"It allows you to inactivate one gene at a time in a cancer cell and then ask what happens," Staudt explained. "We looked simultaneously at thousands of different genes . . . and then asked which one prevents the proliferation and survival of cancer cells."
In this study, the screen identified one gene, IRF4, which surfaced no matter what type of multiple myeloma the investigators looked at.
"Basically, every type of myeloma cell for which we have in vitro models is completely dependent on IRF4, such that, when we inhibit it, they die a swift death within a few days in the lab," Staudt said. "This is better than we hoped."

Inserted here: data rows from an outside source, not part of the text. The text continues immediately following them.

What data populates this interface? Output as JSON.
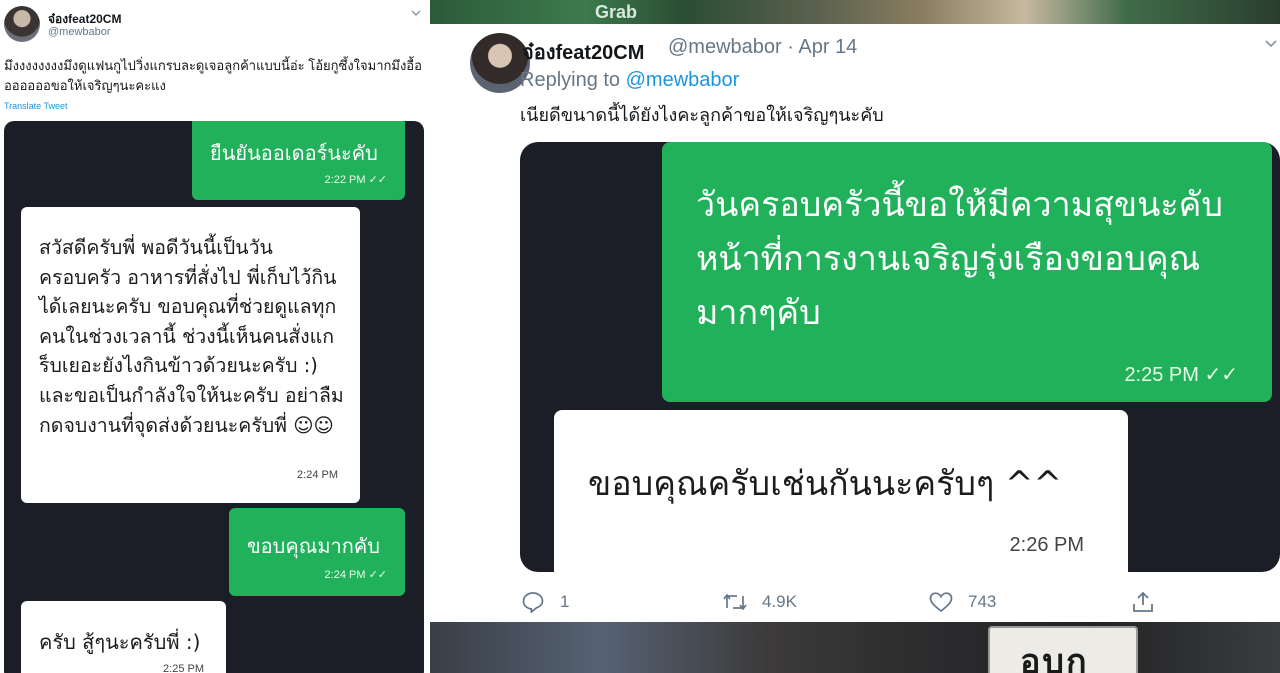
{
  "left_tweet": {
    "author_name": "จ๋องfeat20CM",
    "author_handle": "@mewbabor",
    "text": "มึงงงงงงงงมึงดูแฟนกูไปวิ่งแกรบละดูเจอลูกค้าแบบนี้อ่ะ โอ้ยกูซึ้งใจมากมึงอื้อออออออขอให้เจริญๆนะคะแง",
    "translate_label": "Translate Tweet",
    "chat": [
      {
        "side": "sent",
        "text": "ยืนยันออเดอร์นะคับ",
        "time": "2:22 PM",
        "read": "✓✓"
      },
      {
        "side": "received",
        "text": "สวัสดีครับพี่ พอดีวันนี้เป็นวันครอบครัว อาหารที่สั่งไป พี่เก็บไว้กินได้เลยนะครับ ขอบคุณที่ช่วยดูแลทุกคนในช่วงเวลานี้ ช่วงนี้เห็นคนสั่งแกร็บเยอะยังไงกินข้าวด้วยนะครับ :) และขอเป็นกำลังใจให้นะครับ อย่าลืมกดจบงานที่จุดส่งด้วยนะครับพี่ ☺☺",
        "time": "2:24 PM"
      },
      {
        "side": "sent",
        "text": "ขอบคุณมากคับ",
        "time": "2:24 PM",
        "read": "✓✓"
      },
      {
        "side": "received",
        "text": "ครับ สู้ๆนะครับพี่ :)",
        "time": "2:25 PM"
      }
    ]
  },
  "right_tweet": {
    "author_name": "จ๋องfeat20CM",
    "author_handle": "@mewbabor",
    "date": "Apr 14",
    "meta": "@mewbabor · Apr 14",
    "replying_to_label": "Replying to",
    "replying_to_handle": "@mewbabor",
    "text": "เนียดีขนาดนี้ได้ยังไงคะลูกค้าขอให้เจริญๆนะคับ",
    "chat": [
      {
        "side": "sent",
        "text": "วันครอบครัวนี้ขอให้มีความสุขนะคับ หน้าที่การงานเจริญรุ่งเรืองขอบคุณมากๆคับ",
        "time": "2:25 PM",
        "read": "✓✓"
      },
      {
        "side": "received",
        "text": "ขอบคุณครับเช่นกันนะครับๆ ^^",
        "time": "2:26 PM"
      }
    ],
    "actions": {
      "replies": "1",
      "retweets": "4.9K",
      "likes": "743"
    }
  },
  "background": {
    "top_photo_text": "Grab",
    "plate_text": "อบก"
  },
  "colors": {
    "bubble_green": "#20b15a",
    "chat_bg": "#1b1d27",
    "link_blue": "#1b95e0",
    "muted_gray": "#657786"
  }
}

Interestingly, however, the gene is not mutated when cancer is present. "In the vast majority of cases, there was absolutely nothing different between the IRF4 gene in cancer cells compared to any normal cells," Staudt said. "They were completely normal, yet the cells were totally dependent."
Of course, this begged the question, why?
IRF4 turns out to be a transcription factor, meaning it regulates gene expression -- how a gene produces proteins. In this case, IRF4 regulated the expression of about 35 other genes, including MYC, a well-known cancer-causing gene.
"We found that this IRF4 transcription factor was turning on MYC, which itself is a transcription factor that was turning on IRF4. So, you can see that this is a vicious cycle," Staudt explained. "They cycle out of control, and so this is at least part of how it works."
IRF4 is in charge of so many processes, in fact, that the study authors described knocking it out as "death by a thousand cuts."
"If IRF4 is a master regulator of the working of a myeloma cell, this would be a great drug," Staudt said. "We want people to sit up and take notice of IRF4, because it would be effective across the board in all types of myeloma."